Toewijzing omgevingsvergunning voor tankstation zonder lpg in Aalsmeer

Op 7 mei 2019 heeft de Rechtbank Amsterdam uitspraak gedaan in de zaak tussen [eiseres] en het college van burgemeester en wethouders van de gemeente Aalsmeer, betreffende de aanvraag voor een omgevingsvergunning voor het oprichten van een tankstation zonder lpg in Aalsmeer. De rechtbank oordeelde dat de aanvraag niet in strijd was met het bestemmingsplan, in tegenstelling tot het college dat de vergunning had geweigerd.
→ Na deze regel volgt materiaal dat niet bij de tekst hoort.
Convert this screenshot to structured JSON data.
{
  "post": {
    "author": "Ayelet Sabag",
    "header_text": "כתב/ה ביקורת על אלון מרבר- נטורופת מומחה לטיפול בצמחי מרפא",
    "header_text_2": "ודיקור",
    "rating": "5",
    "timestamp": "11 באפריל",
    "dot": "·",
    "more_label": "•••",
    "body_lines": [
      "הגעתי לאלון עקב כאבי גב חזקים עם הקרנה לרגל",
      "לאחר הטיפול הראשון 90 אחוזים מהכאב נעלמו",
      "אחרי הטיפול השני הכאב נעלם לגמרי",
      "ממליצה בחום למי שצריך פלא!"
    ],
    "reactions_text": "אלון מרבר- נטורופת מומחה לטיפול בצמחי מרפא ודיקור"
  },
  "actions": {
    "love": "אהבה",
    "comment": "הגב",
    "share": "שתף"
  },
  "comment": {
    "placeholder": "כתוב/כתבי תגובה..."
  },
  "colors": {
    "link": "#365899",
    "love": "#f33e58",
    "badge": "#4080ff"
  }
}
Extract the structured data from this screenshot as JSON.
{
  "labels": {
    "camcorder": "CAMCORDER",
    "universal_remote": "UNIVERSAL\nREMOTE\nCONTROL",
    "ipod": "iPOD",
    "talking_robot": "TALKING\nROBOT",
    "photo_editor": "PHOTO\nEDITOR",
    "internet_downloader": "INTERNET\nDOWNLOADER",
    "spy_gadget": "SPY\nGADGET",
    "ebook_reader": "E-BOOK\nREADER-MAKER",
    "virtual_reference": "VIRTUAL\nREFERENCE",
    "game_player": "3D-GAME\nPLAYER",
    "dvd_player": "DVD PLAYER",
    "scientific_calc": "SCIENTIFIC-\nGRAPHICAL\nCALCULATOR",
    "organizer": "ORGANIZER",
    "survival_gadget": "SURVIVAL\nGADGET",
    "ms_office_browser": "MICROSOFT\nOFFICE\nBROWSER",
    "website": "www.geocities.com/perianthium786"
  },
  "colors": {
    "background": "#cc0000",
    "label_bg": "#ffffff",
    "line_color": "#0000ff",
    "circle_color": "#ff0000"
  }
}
De rechtbank stelde vast dat de plankaart en de bijbehorende voorschriften duidelijk maakten dat een tankstation zonder lpg op de beoogde locatie was toegestaan. De rechtbank verwierp de argumenten van het college dat de weigeringsgrond 'strijd met het bestemmingsplan' van toepassing was, en concludeerde dat geen van de andere weigeringsgronden van artikel 2.10 van de Wabo aan de orde was. Hierdoor kon het college niet anders dan de gevraagde vergunning verlenen. De rechtbank verklaarde het beroep van [eiseres] gegrond, vernietigde het besluit van 1 mei 2018 en droeg het college op om binnen zes weken een nieuw besluit te nemen op het bezwaar. Tevens werd het college veroordeeld tot vergoeding van het griffierecht en de proceskosten van [eiseres].

Uitspraak

RECHTBANK AMSTERDAM

Bestuursrecht
zaaknummer: AMS 18/3940

uitspraak van de meervoudige kamer van 7 mei 2019 in de zaak tussen

[eiseres] ., te [plaats] , eiseres

(gemachtigde: mr. A.J. Spoelstra),
en

het college van burgemeester en wethouders van de gemeente Aalsmeer, verweerder

(gemachtigde: mr. R. Meijer).
Partijen worden hierna [eiseres] en het college genoemd.

Procesverloop

[eiseres] heeft op 28 juni 2017 een omgevingsvergunning aangevraagd voor het oprichten van een tankstation (zonder lpg) met wasboxen en een reclamezuil op het [adres] in Aalsmeer.
Op 21 augustus 2017 heeft het college geweigerd om de gevraagde vergunning te verlenen. [eiseres] heeft bezwaar gemaakt tegen de weigering. Op 1 mei 2018 heeft het college het bezwaar ongegrond verklaard.
[eiseres] heeft hiertegen beroep ingesteld. Het college heeft een verweerschrift ingediend.
De zaak is behandeld op de zitting van 26 maart 2019. [eiseres] heeft zich laten vertegenwoordigen door haar gemachtigde. Namens [eiseres] was ook aanwezig [de persoon] (financieel controller bij [eiseres] ). Het college heeft zich laten vertegenwoordigen door zijn gemachtigde.

Overwegingen

1. In deze zaak is artikel 2.10 van de Wet algemene bepalingen omgevingsrecht (Wabo) van toepassing. Dit artikel gaat over het verlenen van een omgevingsvergunning voor de activiteit bouwen. Deze bepaling kent vier gronden om de gevraagde vergunning te weigeren. Eén van deze weigeringsgronden is dat het project in strijd is met geldende bestemmingsplan en het bestuursorgaan niet wil meewerken aan een afwijking van het bestemmingsplan. Voor de toepassing van artikel 2.10 van de Wabo geldt dat als geen van de vier weigeringsgronden aan de orde is, het bestuursorgaan een omgevingsvergunning moet verlenen.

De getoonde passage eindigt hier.